Crisis unit dedicated to cyberattacks: How to set it up to be effective.

Crisis unit, dedicated to cyberattacks, how to set it up, so that it can be effective. A cybersecurity incident can refer to a malware infection, password attack, phishing and more.

Cyber-crisis, on the other hand, refers to any more serious cybersecurity incident that is likely to cause significant financial loss or damage to a company’s reputation and therefore seriously damage it.

But despite their seriousness, the consequences of a cyber-crisis can still be hidden.

To deal with a cyber crisis situation, you need to set up a crisis unit that is able to organize itself properly and make the right decisions as soon as possible.

Crisis unit, dedicated to cyberattacks, how to set it up, so that it can be effective. We tell you everything in this article, to be better!

What is a cybersecurity crisis?

What is a cybersecurity crisis? In other words, it is an attack that targets the IT infrastructure and is large enough to seriously disrupt the organization. The National Information Systems Security Agency (ANSSI) defines it as “the immediate and significant disruption to the day-to-day operations of an organization (stoppage of activities, impossibility of delivering services, legal proceedings, significant financial losses , in reputation, etc. .) due to one or more attacks targeting its services, its IT infrastructure or its digital tools”.

Because of their massive impact, cyber crises cannot be dealt with by standard processes and within the framework of normal organizational functioning. Hence the establishment of an effective crisis unit to deal with it!

In fact, it’s almost impossible to protect the company 100% against cyberattacks, but you can create an effective incident response plan that tells your IT team how to respond to an attack.


Crisis unit: definition

The Crisis Cell is a central location where operations and control are carried out in all phases of crisis management operations, such as information, support, rehabilitation, logistics, communication, general services, standards and more.
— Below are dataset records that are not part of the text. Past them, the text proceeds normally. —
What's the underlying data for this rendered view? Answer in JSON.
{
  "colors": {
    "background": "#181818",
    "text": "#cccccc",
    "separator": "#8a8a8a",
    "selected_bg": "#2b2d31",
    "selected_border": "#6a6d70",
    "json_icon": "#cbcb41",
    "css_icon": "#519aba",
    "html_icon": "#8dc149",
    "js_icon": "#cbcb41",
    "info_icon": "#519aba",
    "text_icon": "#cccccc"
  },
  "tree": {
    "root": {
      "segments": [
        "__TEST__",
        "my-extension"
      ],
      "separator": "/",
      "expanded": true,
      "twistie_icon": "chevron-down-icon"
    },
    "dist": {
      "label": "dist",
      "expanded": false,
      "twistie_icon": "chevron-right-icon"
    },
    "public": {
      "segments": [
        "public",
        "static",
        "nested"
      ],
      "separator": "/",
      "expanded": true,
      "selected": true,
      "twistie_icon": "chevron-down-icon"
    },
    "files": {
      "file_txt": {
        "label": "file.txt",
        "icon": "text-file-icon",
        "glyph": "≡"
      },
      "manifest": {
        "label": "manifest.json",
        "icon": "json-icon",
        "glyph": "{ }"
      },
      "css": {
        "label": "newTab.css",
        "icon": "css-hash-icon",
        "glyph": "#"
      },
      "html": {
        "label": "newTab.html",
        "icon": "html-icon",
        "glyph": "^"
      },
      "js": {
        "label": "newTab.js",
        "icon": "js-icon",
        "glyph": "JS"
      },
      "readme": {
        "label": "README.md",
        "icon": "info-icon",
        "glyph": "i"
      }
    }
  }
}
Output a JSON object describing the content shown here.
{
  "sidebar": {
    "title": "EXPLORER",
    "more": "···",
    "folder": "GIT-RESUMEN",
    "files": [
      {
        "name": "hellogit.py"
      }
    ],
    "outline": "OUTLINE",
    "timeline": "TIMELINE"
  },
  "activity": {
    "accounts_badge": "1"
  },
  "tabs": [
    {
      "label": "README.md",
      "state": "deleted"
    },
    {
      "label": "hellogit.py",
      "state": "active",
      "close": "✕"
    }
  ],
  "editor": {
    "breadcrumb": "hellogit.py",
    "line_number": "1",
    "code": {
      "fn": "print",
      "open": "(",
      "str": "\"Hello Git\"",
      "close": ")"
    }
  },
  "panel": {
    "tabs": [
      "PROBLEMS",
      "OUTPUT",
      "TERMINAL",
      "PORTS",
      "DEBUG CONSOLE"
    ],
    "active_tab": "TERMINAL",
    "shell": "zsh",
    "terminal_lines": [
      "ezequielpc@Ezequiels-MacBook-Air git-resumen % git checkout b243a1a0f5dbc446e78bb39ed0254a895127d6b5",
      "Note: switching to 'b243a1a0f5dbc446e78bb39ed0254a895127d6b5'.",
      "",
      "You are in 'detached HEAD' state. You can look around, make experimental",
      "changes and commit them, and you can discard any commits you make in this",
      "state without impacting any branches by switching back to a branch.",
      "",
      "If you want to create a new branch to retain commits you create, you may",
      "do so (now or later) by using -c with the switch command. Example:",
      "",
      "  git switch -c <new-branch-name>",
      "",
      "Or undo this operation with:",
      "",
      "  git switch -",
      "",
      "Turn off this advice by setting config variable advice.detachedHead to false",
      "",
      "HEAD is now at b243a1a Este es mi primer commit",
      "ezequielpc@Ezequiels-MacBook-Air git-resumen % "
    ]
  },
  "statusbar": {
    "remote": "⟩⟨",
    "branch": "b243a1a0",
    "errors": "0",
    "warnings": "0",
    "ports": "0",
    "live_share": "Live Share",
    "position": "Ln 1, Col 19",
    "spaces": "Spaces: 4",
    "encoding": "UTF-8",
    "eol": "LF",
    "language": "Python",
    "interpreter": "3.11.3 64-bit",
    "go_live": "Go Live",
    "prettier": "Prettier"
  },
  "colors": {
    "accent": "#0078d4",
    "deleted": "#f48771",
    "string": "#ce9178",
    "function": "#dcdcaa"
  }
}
In this area, which by the way can be thrown away from the crisis area, very equipped and full of multidisciplinary professionals and experts whose information is analyzed and centralized, whose risks and their evolution are analyzed, whose decisions are taken and also that the management of emergency assistance and interventions are made.

Its purpose is simple: to solve problems related to sensitive or critical situations, to manage current crises, in other words to reduce their potential impact, and it is to be successful that it is important to prepare well for early as soon as possible.

The composition of an effective crisis unit

Typically the members of the crisis management team are human resources managers, department heads, senior managers, public relations representatives, communications and marketing managers, key operations personnel and project managers. site.

But there must also be lawyers, insurers, experts in this group about the situation (cybersecurity and IT experts in our case) and sometimes one or several representatives of public authorities if necessary. .

Additionally, consider recruiting members who excel in information technology, risk/security, facilities, products, or sales.

A prevailing rule in the selection of members is to limit the number of speakers. Otherwise, discussions, debates and decision-making risk being prolonged. However, for organizations that think they need help, they are advised to call in outside experts, such as crisis management consultants or crisis communication professionals.

An experienced and smart cyber crisis manager to lead the whole team!

The crisis unit needs members with experience in several areas, but also a good leader who specializes in all aspects of cyber crisis management. This includes mastering the crisis management process (analysis of organizational risks and vulnerabilities, planning various crisis situations and strategies to reduce or eliminate their effects, developing a management plan of the crisis that sees potential crises, the implementation of the crisis management plan. , etc.), mastery of the organization of a crisis unit (upstream of the crisis, when the crisis is over) or even skill on crisis management tools.

Leadership qualities are important to crisis managers. In particular, they must have the ability to deal with uncertainty and be immune to all kinds of stress and overwork. This will allow them to find a better solution to the crisis despite the difficulties the team faces and the size of the stakes.

In addition, a good crisis manager must also have a sense of listening and communication, must be courageous, patient, have empathy for your team or know how to cultivate teamwork.

Be aware that the organization of a crisis unit is well underway before a crisis arises. Moreover, it cannot be improvised, but responds to very specific procedures that the crisis manager must follow to the letter.

Here’s what you need to do in concrete terms to set up a crisis unit. Note that the process that follows is based on the example of a cybersecurity crisis. So it is not suitable for other types of crisis.


Create a cyber risk map. To do this, you must start by identifying the main activities of your computer system and network as well as the main IT assets. After that, identify the threats and risks that your IT infrastructure and IT assets or even your users or customers may face.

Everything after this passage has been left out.